You gotta accept the fact that dancing is also studying and it's not all about playing. I'm not playing with my life. It might not sound fun to you but to me it is. I get bruises everywhere. I get exhausted after afew runs of the whole item. But i enjoy every moment of it. Passion. Its the passion in me that keeps me going. I still got so much to learn. I want to be successful in the future. I HAVE TO. To prove them wrong.
I also know you guys have the mentality that ballet/contemp dancers have to be skinny and graceful looking. I know I can never achieve that. All I hope for is to look good when I dance. That's all. Honestly, Aglin's my inspiration. This lady who keeps saying how shitty her dancing skills are when I'm way worse. To me, dancers who knows dance techniques are better than dancers who have only groove. SHE HAVE BOTH. I'm lucky, really seriously extremely lucky to find someone like her whom I can click so well with (I know I've said it before.). It's just a miracle to me, to be able to feel close to someone I've known for barely a month.
Life just keeps going no matter how happy or sad I am. I need to move forward. Forget those useless crap, useless people. Remember important things, important people. Be happy as often as I can.

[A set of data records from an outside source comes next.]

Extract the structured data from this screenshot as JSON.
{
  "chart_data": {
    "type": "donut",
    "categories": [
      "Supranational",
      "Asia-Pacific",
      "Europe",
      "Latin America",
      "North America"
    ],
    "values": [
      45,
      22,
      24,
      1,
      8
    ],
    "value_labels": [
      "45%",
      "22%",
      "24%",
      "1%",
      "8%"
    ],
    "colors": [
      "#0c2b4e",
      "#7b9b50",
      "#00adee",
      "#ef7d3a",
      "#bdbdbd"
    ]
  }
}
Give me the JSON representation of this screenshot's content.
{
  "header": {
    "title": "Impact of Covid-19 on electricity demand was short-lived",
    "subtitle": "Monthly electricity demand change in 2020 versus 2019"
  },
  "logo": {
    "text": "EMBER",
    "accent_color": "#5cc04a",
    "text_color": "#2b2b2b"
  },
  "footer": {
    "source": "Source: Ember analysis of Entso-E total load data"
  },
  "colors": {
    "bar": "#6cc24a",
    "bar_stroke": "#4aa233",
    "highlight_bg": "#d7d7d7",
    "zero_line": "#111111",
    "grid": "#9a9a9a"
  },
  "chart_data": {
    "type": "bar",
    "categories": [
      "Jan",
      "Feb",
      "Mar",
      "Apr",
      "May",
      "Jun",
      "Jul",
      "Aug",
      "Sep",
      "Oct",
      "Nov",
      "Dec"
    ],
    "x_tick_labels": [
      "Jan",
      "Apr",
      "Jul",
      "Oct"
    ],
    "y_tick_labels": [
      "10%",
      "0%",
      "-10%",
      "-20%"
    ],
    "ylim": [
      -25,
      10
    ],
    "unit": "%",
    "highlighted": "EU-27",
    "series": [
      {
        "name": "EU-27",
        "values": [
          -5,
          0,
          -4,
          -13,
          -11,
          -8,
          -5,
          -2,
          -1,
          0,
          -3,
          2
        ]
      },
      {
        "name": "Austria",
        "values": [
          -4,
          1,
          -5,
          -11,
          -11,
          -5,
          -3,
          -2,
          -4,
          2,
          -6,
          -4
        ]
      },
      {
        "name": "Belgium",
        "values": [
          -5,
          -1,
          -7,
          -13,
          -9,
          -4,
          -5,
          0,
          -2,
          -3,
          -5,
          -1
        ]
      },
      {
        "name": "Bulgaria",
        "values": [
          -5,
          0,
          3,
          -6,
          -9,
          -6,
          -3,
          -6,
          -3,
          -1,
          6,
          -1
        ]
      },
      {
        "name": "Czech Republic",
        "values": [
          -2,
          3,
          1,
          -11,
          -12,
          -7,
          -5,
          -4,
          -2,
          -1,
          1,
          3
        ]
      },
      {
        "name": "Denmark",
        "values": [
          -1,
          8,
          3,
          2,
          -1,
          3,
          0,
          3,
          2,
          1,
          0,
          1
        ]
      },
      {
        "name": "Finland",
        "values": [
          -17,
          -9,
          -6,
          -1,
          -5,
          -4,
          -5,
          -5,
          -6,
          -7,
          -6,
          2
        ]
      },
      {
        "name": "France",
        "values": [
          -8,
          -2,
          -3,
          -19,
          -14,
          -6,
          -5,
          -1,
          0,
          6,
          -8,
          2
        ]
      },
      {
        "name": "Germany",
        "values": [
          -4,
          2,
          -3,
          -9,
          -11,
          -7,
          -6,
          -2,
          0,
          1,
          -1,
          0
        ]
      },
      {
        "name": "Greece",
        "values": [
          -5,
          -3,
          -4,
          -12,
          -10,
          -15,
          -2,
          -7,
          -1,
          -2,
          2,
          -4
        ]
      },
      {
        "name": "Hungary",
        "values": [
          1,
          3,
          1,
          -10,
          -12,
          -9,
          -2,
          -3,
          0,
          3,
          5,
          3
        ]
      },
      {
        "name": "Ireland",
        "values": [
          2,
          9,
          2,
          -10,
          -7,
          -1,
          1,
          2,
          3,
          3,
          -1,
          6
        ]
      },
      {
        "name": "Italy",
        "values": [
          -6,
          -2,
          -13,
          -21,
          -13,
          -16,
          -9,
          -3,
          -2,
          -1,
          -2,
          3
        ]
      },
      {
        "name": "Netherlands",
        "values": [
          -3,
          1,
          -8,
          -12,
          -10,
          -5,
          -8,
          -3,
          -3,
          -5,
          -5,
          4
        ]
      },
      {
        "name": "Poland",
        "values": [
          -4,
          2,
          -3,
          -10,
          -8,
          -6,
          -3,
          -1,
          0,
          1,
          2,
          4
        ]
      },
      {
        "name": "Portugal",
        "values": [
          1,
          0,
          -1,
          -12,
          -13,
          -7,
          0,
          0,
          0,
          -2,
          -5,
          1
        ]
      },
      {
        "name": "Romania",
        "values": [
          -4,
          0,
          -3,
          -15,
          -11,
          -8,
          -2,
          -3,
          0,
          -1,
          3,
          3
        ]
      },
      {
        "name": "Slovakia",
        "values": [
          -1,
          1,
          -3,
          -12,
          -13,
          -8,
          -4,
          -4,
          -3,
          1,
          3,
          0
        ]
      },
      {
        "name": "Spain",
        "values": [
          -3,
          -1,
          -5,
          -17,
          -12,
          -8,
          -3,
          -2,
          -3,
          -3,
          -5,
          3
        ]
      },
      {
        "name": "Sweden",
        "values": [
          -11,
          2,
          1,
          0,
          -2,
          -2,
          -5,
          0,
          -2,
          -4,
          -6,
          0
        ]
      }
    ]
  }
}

You know............ I can keep going on until it's 4am. LOL by then this post would have probably 10k words already :/ It's 3:26AM SGT now and I've gotta get up at 7AM SGT later! So, I think I shall hit the sack already. I hope you understand me better after this post. I know I don't have the ability to completely bring out how I feel in words but I guess you get the gist of it. Goodnight.